Polacy kochają ziemniaki. Nie dziwi zatem fakt, że w książce poświęconej rodzimej kuchni nie brakuje przepisów na dania z ich wykorzystaniem. Andrzej Polan proponuje nam przepis na nietypową roladę z plastrów kartofli, z dodatkiem polskiego, dojrzewającego sera.
Umyte nieobrane ziemniaki kroimy w cienkie plastry, najlepiej na mandolinie i nie mam tu na myśli instrumentu do grania, a szatkownicę do warzyw. Na papierze pergaminowym wysypanym połową sera tartego układamy ziemniaki niczym nachodzące dachówki. Wierzch posypujemy suto solą, pieprzem i na koniec dojrzewającym tartym serem. Tak przygotowany arkusz ziemniaczany wstawiamy do piekarnika nagrzanego do temp. 170 stopni na około 20 minut. Ziemniaki i ser powinny się delikatnie przyrumienić. Po upieczeniu ziemniaki odstawiamy na chwilę, aby stały się plastyczne i gotowe do owijania.

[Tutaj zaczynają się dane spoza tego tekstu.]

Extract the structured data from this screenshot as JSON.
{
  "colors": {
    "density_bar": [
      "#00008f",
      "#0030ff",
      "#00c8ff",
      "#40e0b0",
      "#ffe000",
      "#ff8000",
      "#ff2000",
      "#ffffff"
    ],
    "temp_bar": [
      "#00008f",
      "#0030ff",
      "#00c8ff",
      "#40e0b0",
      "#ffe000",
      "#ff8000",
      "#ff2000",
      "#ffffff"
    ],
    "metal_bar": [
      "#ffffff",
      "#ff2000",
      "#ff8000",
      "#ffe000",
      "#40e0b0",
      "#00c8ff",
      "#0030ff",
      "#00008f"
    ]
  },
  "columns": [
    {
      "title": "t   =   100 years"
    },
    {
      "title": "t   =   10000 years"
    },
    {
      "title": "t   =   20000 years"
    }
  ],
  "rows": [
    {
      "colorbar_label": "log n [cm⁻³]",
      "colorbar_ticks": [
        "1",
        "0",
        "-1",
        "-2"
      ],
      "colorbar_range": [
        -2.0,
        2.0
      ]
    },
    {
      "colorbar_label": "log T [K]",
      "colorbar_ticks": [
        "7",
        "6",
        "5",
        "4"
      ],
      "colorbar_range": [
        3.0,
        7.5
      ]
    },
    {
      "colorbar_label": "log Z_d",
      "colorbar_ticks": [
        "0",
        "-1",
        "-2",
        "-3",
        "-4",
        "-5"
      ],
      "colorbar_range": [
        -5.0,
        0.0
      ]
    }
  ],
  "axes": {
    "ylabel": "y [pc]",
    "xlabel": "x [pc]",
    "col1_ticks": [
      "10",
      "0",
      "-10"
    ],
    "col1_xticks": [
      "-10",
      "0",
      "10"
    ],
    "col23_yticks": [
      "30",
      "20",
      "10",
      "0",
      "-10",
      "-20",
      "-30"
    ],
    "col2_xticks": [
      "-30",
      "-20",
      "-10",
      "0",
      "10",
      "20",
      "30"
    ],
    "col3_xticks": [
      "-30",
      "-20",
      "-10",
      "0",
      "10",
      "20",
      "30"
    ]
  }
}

Mięso mielimy w maszynce o grubych oczkach, następnie przesmażamy na oleju na patelni. Kiedy mięso odparuje i delikatnie się zarumieni, dodajemy cebulę pokrojoną w kostkę, po chwili marchew, też pokrojoną w kostkę. Smażymy chwilę, dodajemy pomidory z puszki, doprawiamy przyprawami i gotujemy do momentu, aż potrawa nabierze konsystencji gęstego sosu. Na koniec dorzucamy natkę pietruszki. Sos musi być ostry!
Na patelni przesmażamy pokrojoną w paski brukselkę. Dodajemy szczypiorek, musztardę, mascarpone i koper. Doprawiamy solą i pieprzem w razie potrzeby. Na ziemniaki wykładamy farsz mięsny, następnie brukselkę i układamy lub posypujemy wędzonym serem. Teraz niczym roladę biszkoptową zwijamy ziemniaki i do paki, czyli piekarnika. Zapiekamy na złoty kolor (w temp. 200 stopni około 20 minut)

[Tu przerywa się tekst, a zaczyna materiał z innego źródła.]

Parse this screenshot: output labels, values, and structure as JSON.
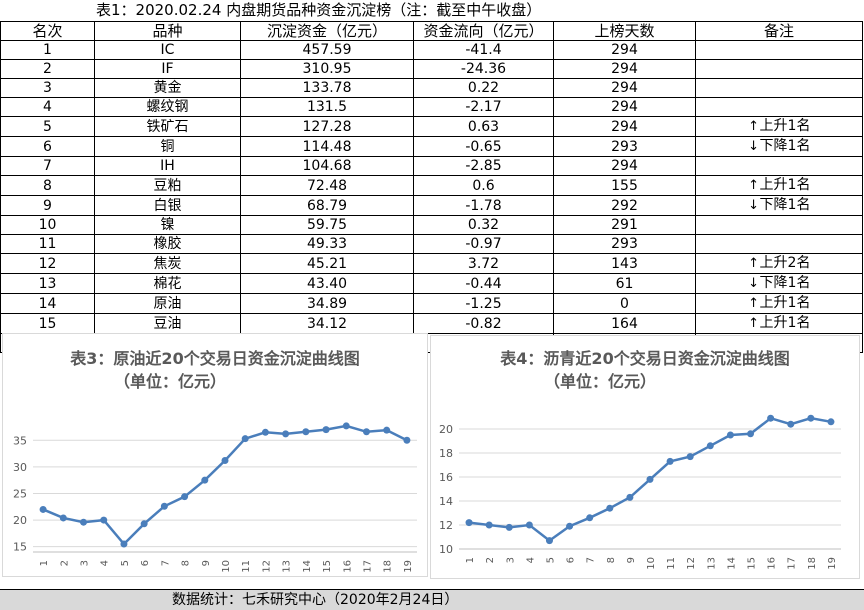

Chociaż Polan w wielu klasycznych przepisach wprowadził odrobinę szaleństwa, w przypadku ciasta na pączki postawił na klasykę. Duża ilość żółtek i smażenie na smalcu powodują, że smakują one tak, jak kiedyś.
Żółtka i jajka (muszą być w temp. pokojowej) ucieramy z cukrem i cukrem wanilinowym na kogel-mogel. Drożdże rozpuszczamy w ciepłym mleku, dodajemy 2-3 łyżki mąki, 1 łyżkę cukru i odstawiamy do wyrośnięcia. Przekładamy do ubitych jaj, dodajemy pozostałą mąkę (lekko podgrzaną, najlepiej na kaloryferze lub w 30 stopniach w piekarniku). Wyrabiamy ciasto, dokładając stopniowo rozpuszczone masło, sól i spirytus. Ciasto o dość luźnej strukturze odstawiamy do wyrośnięcia, a my zabieramy się za dodatki.
Czekoladę siekamy i wkładamy do miski. Zalewamy gorącą śmietanką z masłem, po kilku minutach mieszamy do uzyskania aksamitnej masy. Odstawiamy do przestudzenia, następnie chwile ubijamy mikserem.
Powidła łączymy z krupnikiem.
Śmietankę, ser mascarpone i cukry ubijamy razem na puch.
Żółtka ubijamy na sztywno z cukrem i cukrem wanilinowym, mleko gotujemy, zostawiając pół szklanki. Tę część mleka dodajemy do ubitych żółtek i mieszamy ze skrobią kukurydzianą. Kiedy tylko mleko się zagotuje, zalewamy ubite żółtka, mieszamy i raz jeszcze wstawiamy na kuchenkę. Mieszając, doprowadzamy do wrzenia i odstawiamy do przestudzenia.
Podrośnięte ciasto dzielimy na równe kawałki, surowa porcja ciasta na jeden pączek powinna ważyć mniej więcej 70-80 g. Pączki nadziewamy powidłami, białą czekoladą, kremem waniliowym i kremem śmietankowym i układamy na pergaminie do wyrośnięcia. Wszystkie pączki przykrywamy ściereczką bawełnianą, odstawiamy do wyrośnięcia i następnie lekkie jak puch smażymy na smalcu.